なのに、どうして俺の鏡音リンはこんなにおどおどしてるのか。目の前にいるリンと他の鏡音を比べてしまう。

「俺、リンになんかした?」
「えっ・・・えっ?」
「何でそんなに怯えるの」

いつも思っていた。俺が話し掛けたり、近付いたりするたび、リンの身体がビクッと変なふうに反応するのだ。
姉や兄たちには普通に話していることにいらいらする。男が苦手かと思えはカイトとは楽しそうに話すし。カイトはあまり男らしくはないが。
リンが座っていたソファーに同じようにして隣へ座った。やはりリンは肩を寄せてびくびくしている。


「俺が嫌いなら言ってよ。あんま近づくの止めるから」

本当は近くにいたいけれど、リンが嫌なら仕方ないと諦めてやる。自嘲的な笑みを漏らすとリンの顔は少し強張っていた。

「えっ、あの・・・」といつまでもおどおどしていた。きっとリンは俺を嫌いだと言えない。こいつは優しいやつだから。
いつまでもこうしててはらちが開かないと、諦め半分でソファーから立ち、部屋に行こうとすると後ろに引っ張られる感覚があり、振り向いて見ると服の裾をリンが掴んでいた。俯いていて顔は見えないが耳が赤い。

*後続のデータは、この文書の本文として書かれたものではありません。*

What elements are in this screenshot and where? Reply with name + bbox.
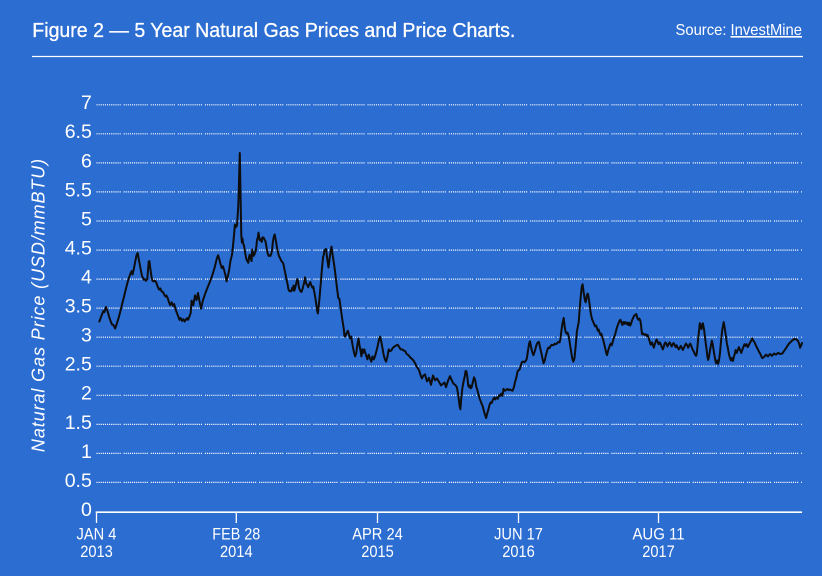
svg-text:7: 7	[81, 92, 92, 114]
svg-text:2013: 2013	[80, 543, 113, 561]
svg-text:2: 2	[81, 383, 92, 405]
svg-text:1: 1	[81, 441, 92, 463]
svg-text:APR 24: APR 24	[352, 526, 403, 544]
svg-text:5.5: 5.5	[65, 179, 92, 201]
svg-text:6.5: 6.5	[65, 121, 92, 143]
svg-text:3.5: 3.5	[65, 296, 92, 318]
svg-text:AUG 11: AUG 11	[632, 526, 684, 544]
svg-text:1.5: 1.5	[65, 412, 92, 434]
svg-text:2017: 2017	[642, 543, 675, 561]
svg-text:JUN 17: JUN 17	[494, 526, 543, 544]
svg-text:2.5: 2.5	[65, 354, 92, 376]
svg-text:FEB 28: FEB 28	[212, 526, 260, 544]
svg-text:2014: 2014	[220, 543, 253, 561]
svg-text:4: 4	[81, 267, 92, 289]
svg-text:JAN 4: JAN 4	[77, 526, 117, 544]
svg-text:Figure 2 — 5 Year Natural Gas: Figure 2 — 5 Year Natural Gas Prices and…	[32, 19, 515, 42]
svg-text:2015: 2015	[361, 543, 394, 561]
svg-text:4.5: 4.5	[65, 238, 92, 260]
svg-text:5: 5	[81, 208, 92, 230]
svg-text:Source: InvestMine: Source: InvestMine	[676, 22, 803, 39]
svg-text:Natural Gas Price (USD/mmBTU): Natural Gas Price (USD/mmBTU)	[29, 158, 49, 452]
svg-text:6: 6	[81, 150, 92, 172]
svg-text:2016: 2016	[502, 543, 535, 561]
svg-text:3: 3	[81, 325, 92, 347]
svg-text:0: 0	[81, 499, 92, 521]
svg-text:0.5: 0.5	[65, 470, 92, 492]
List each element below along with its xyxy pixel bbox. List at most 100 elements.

「あ、あった、し、レ・・・ン、くんのこと・・・すっ・・・きだよ」

ゆっくりとゆっくりとリンは言葉を紡いでいった。リンの頬に両手を当てて上を向かせた。リンの顔は熱を帯びていてとても赤かった。触れると思った通りリンの頬はとても熱い。瞳からは今にも涙が零れそうで。ついつい虐めたくなってくる。



「レン」
「え・・・?」
「レンくん、じゃなくてレンって呼んでよ」
「レ、レ・・・ン」
「うん。それでいい」


そうか、俺は勘違いしていたかもしれない。心の中に溜まっていたような塊がすっと消えた気がした。


「あのね、・・・あた、しのこと、嫌いに・・・ならないでね」
「ならないよ」

引き寄せられるように赤い唇にキスを落とすと、リンの目は大きく開いてついに涙が零れた。

「わわ、はわ」と変な声を出してさらに顔を真っ赤にして慌てるリンが可愛くて、もう1回キスをした。

「リンは、こういうの嫌?」
「・・・いやじゃ、ないよ!」


きっとリンは俺を嫌いだったんじゃない。ただ恥ずかしがってただけなのだと。
リンは確かに俺にびくついていたけれど、俺を拒絶したことはなかったのに。


指先まで真っ赤になってしまいそうなリンは、誰よりも可愛い。
少しずつ俺になれていけばいいと思う反面、緊張したままの今でも良いと思う。

可愛い姿を見れるのは俺だけの特権だから。